Você sabe o que é a agroecologia e porque esta tem sido considerada uma importante ferramenta para a transição dos sistemas alimentares? A agroecologia em geral é compreendida como um tipo de agricultura, no Glossário LUPPA desenvolvido pelo Comida do Amanhã, consideramos a agricultura agroecológica como um tipo sustentável de agricultura que correlaciona as questões sociais, culturais, ambientais, políticas e éticas, constituindo não somente um tipo de produção de alimentos, mas um modo de vida onde são levados em conta os processos que ocorrem na natureza, mantendo o equilíbrio de seus ecossistemas naturais. Esta prática, que afasta a necessidade de uso de insumos químicos, sejam fertilizantes ou pesticidas, remonta ao período anterior à denominada Revolução Verde.


A agroecologia possui como parte intrínseca a agricultura agroecológica, no entanto, é mais ampla e completa, sendo compreendida enquanto uma forma de organização dos sistemas alimentares, que vai além de uma forma de produção sustentável de alimentos. O conceito da agroecologia nos revela uma infinidade de sentidos e significados, alguns autores defendem sua polissemia já que pode ser entendida enquanto ciência, prática e movimento social, mas também enquanto políticas públicas, educação e profissão. A agroecologia se materializa na prática, não podendo ser descolada de questões fundiárias, das questões do campo, da desconstrução do patriarcado e da quebra do colonialismo.  Assim,  agroecologia é em última instância um modo de vida, uma ideologia e a construção de uma utopia. 

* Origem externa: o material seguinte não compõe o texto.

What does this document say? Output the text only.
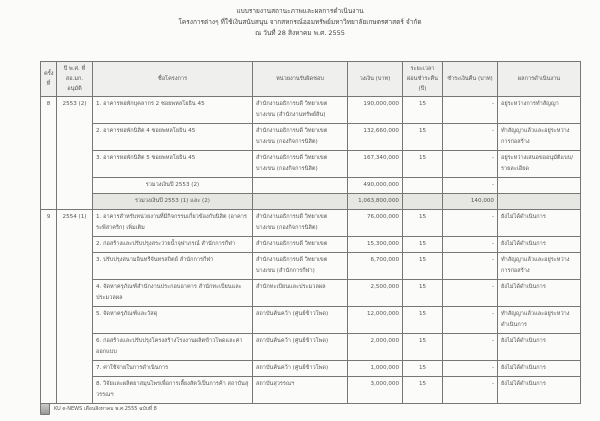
แบบรายงานสถานะภาพและผลการดำเนินงาน
โครงการต่างๆ ที่ใช้เงินสนับสนุน จากสหกรณ์ออมทรัพย์มหาวิทยาลัยเกษตรศาสตร์ จำกัด
ณ วันที่ 28 สิงหาคม พ.ศ. 2555
ครั้งที่	ปี พ.ศ. ที่ สอ.มก. อนุมัติ	ชื่อโครงการ	หน่วยงานรับผิดชอบ	วงเงิน (บาท)	ระยะเวลาผ่อนชำระคืน (ปี)	ชำระเงินคืน (บาท)	ผลการดำเนินงาน
8	2553 (2)	1. อาคารหอพักบุคลากร 2 ซอยพหลโยธิน 45	สำนักงานอธิการบดี วิทยาเขตบางเขน (สำนักงานทรัพย์สิน)	190,000,000	15	-	อยู่ระหว่างการทำสัญญา
		2. อาคารหอพักนิสิต 4 ซอยพหลโยธิน 45	สำนักงานอธิการบดี วิทยาเขตบางเขน (กองกิจการนิสิต)	132,660,000	15	-	ทำสัญญาแล้วและอยู่ระหว่างการก่อสร้าง
		3. อาคารหอพักนิสิต 5 ซอยพหลโยธิน 45	สำนักงานอธิการบดี วิทยาเขตบางเขน (กองกิจการนิสิต)	167,340,000	15	-	อยู่ระหว่างเสนอขออนุมัติแบบ/รายละเอียด
		รวมวงเงินปี 2553 (2)		490,000,000		-	
		รวมวงเงินปี 2553 (1) และ (2)		1,063,800,000		140,000	
9	2554 (1)	1. อาคารสำหรับหน่วยงานที่มีกิจกรรมเกี่ยวข้องกับนิสิต (อาคารระพีสาคริก) เพิ่มเติม	สำนักงานอธิการบดี วิทยาเขตบางเขน (กองกิจการนิสิต)	76,000,000	15	-	ยังไม่ได้ดำเนินการ
		2. ก่อสร้างและปรับปรุงสระว่ายน้ำจุฬาภรณ์ สำนักการกีฬา	สำนักงานอธิการบดี วิทยาเขต	15,300,000	15	-	ยังไม่ได้ดำเนินการ
		3. ปรับปรุงสนามอินทรีจันทรสถิตย์ สำนักการกีฬา	สำนักงานอธิการบดี วิทยาเขตบางเขน (สำนักการกีฬา)	6,700,000	15	-	ทำสัญญาแล้วและอยู่ระหว่างการก่อสร้าง
		4. จัดหาครุภัณฑ์สำนักงานประกอบอาคาร สำนักทะเบียนและประมวลผล	สำนักทะเบียนและประมวลผล	2,500,000	15	-	ยังไม่ได้ดำเนินการ
		5. จัดหาครุภัณฑ์และวัสดุ	สถาบันค้นคว้า (ศูนย์ข้าวโพด)	12,000,000	15	-	ทำสัญญาแล้วและอยู่ระหว่างดำเนินการ
		6. ก่อสร้างและปรับปรุงโครงสร้างโรงงานผลิตข้าวโพดและค่าออกแบบ	สถาบันค้นคว้า (ศูนย์ข้าวโพด)	2,000,000	15	-	ยังไม่ได้ดำเนินการ
		7. ค่าใช้จ่ายในการดำเนินการ	สถาบันค้นคว้า (ศูนย์ข้าวโพด)	1,000,000	15	-	ยังไม่ได้ดำเนินการ
		8. วิจัยและผลิตยาสมุนไพรเพื่อการเลี้ยงสัตว์เป็นการค้า สถาบันสุวรรณฯ	สถาบันสุวรรณฯ	3,000,000	15	-	ยังไม่ได้ดำเนินการ
KU e-NEWS เดือนสิงหาคม พ.ศ.2555 ฉบับที่ 8
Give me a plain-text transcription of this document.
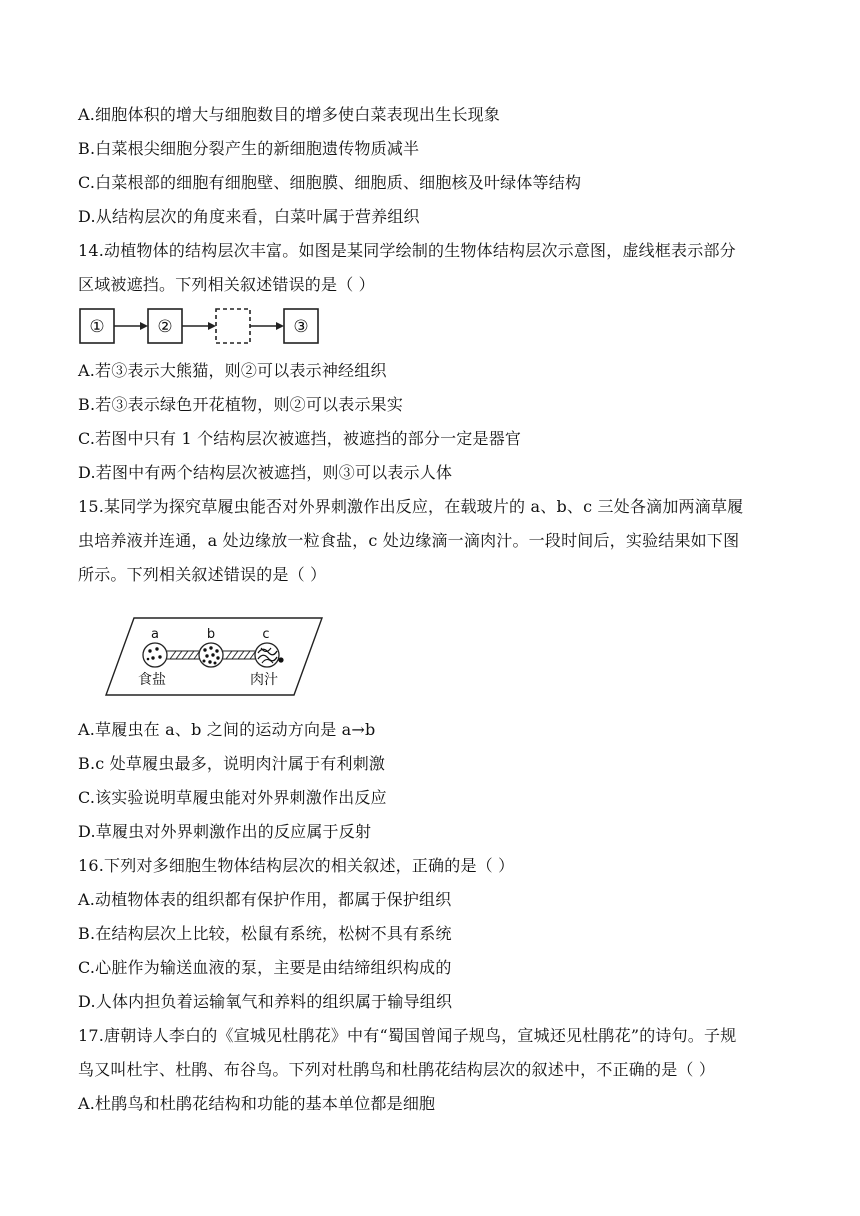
A.细胞体积的增大与细胞数目的增多使白菜表现出生长现象
B.白菜根尖细胞分裂产生的新细胞遗传物质减半
C.白菜根部的细胞有细胞壁、细胞膜、细胞质、细胞核及叶绿体等结构
D.从结构层次的角度来看，白菜叶属于营养组织
14.动植物体的结构层次丰富。如图是某同学绘制的生物体结构层次示意图，虚线框表示部分
区域被遮挡。下列相关叙述错误的是（ ）
①	②	③
A.若③表示大熊猫，则②可以表示神经组织
B.若③表示绿色开花植物，则②可以表示果实
C.若图中只有 1 个结构层次被遮挡，被遮挡的部分一定是器官
D.若图中有两个结构层次被遮挡，则③可以表示人体
15.某同学为探究草履虫能否对外界刺激作出反应，在载玻片的 a、b、c 三处各滴加两滴草履
虫培养液并连通，a 处边缘放一粒食盐，c 处边缘滴一滴肉汁。一段时间后，实验结果如下图
所示。下列相关叙述错误的是（ ）
a	b	c
食盐	肉汁
A.草履虫在 a、b 之间的运动方向是 a→b
B.c 处草履虫最多，说明肉汁属于有利刺激
C.该实验说明草履虫能对外界刺激作出反应
D.草履虫对外界刺激作出的反应属于反射
16.下列对多细胞生物体结构层次的相关叙述，正确的是（ ）
A.动植物体表的组织都有保护作用，都属于保护组织
B.在结构层次上比较，松鼠有系统，松树不具有系统
C.心脏作为输送血液的泵，主要是由结缔组织构成的
D.人体内担负着运输氧气和养料的组织属于输导组织
17.唐朝诗人李白的《宣城见杜鹃花》中有“蜀国曾闻子规鸟，宣城还见杜鹃花”的诗句。子规
鸟又叫杜宇、杜鹃、布谷鸟。下列对杜鹃鸟和杜鹃花结构层次的叙述中，不正确的是（ ）
A.杜鹃鸟和杜鹃花结构和功能的基本单位都是细胞
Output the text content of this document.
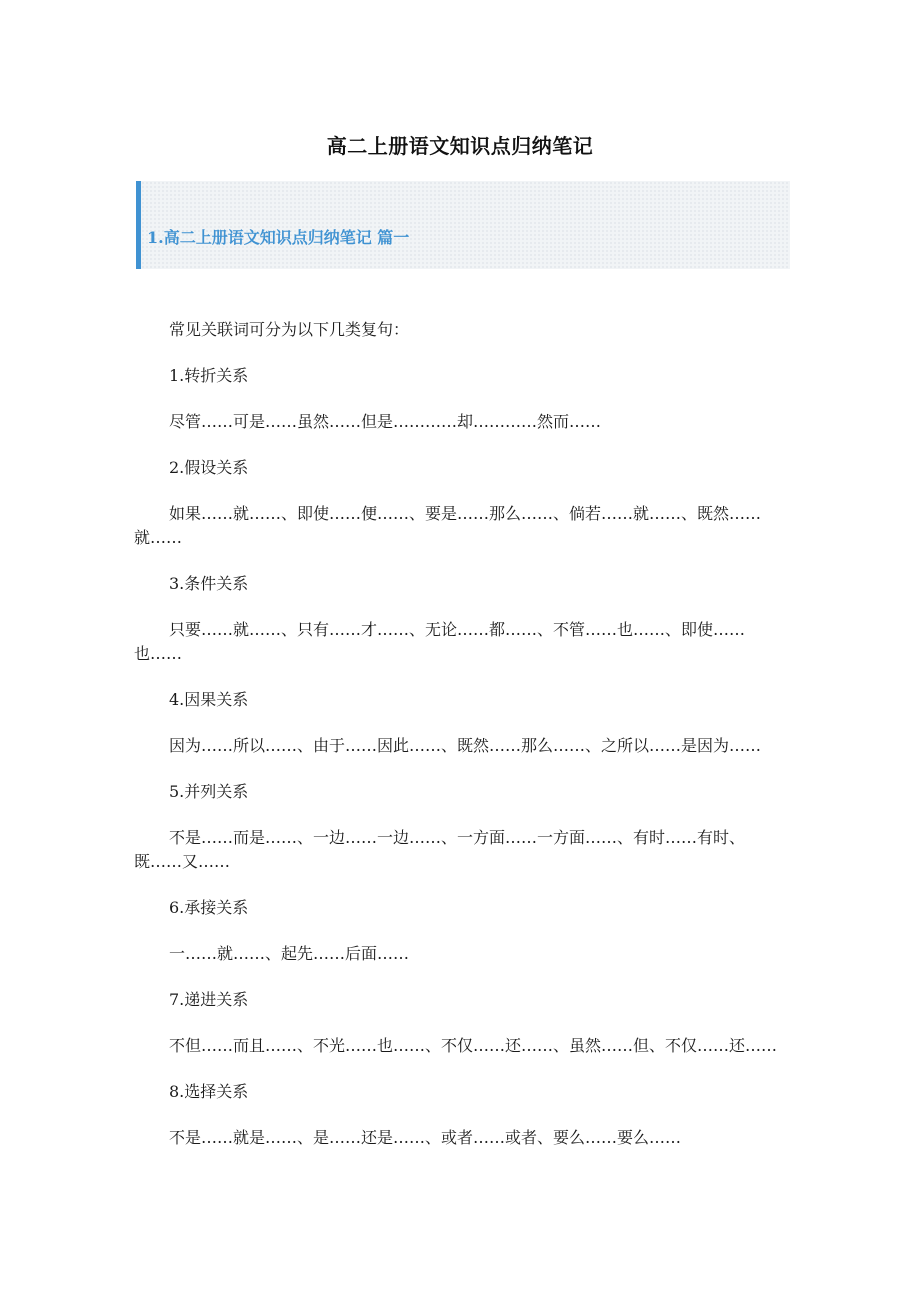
高二上册语文知识点归纳笔记
1.高二上册语文知识点归纳笔记 篇一

常见关联词可分为以下几类复句：

1.转折关系

尽管……可是……虽然……但是…………却…………然而……

2.假设关系

如果……就……、即使……便……、要是……那么……、倘若……就……、既然……就……

3.条件关系

只要……就……、只有……才……、无论……都……、不管……也……、即使……也……

4.因果关系

因为……所以……、由于……因此……、既然……那么……、之所以……是因为……

5.并列关系

不是……而是……、一边……一边……、一方面……一方面……、有时……有时、既……又……

6.承接关系

一……就……、起先……后面……

7.递进关系

不但……而且……、不光……也……、不仅……还……、虽然……但、不仅……还……

8.选择关系

不是……就是……、是……还是……、或者……或者、要么……要么……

Desta forma é possível compreender que a agroecologia tem como base os valores e técnicas agronômicas, mas é também constituída de pilares ecológicos, sociais, econômicos e culturais. Cabe ressaltar que esta prática possui em sua transversalidade um caráter político e tem em seu cerne a busca pela Soberania e Segurança Alimentar e Nutricional e a Justiça Social, Ambiental e Alimentar baseadas na economia solidária, no feminismo. na saúde coletiva, no direito à cidade e na comunicação e cultura. 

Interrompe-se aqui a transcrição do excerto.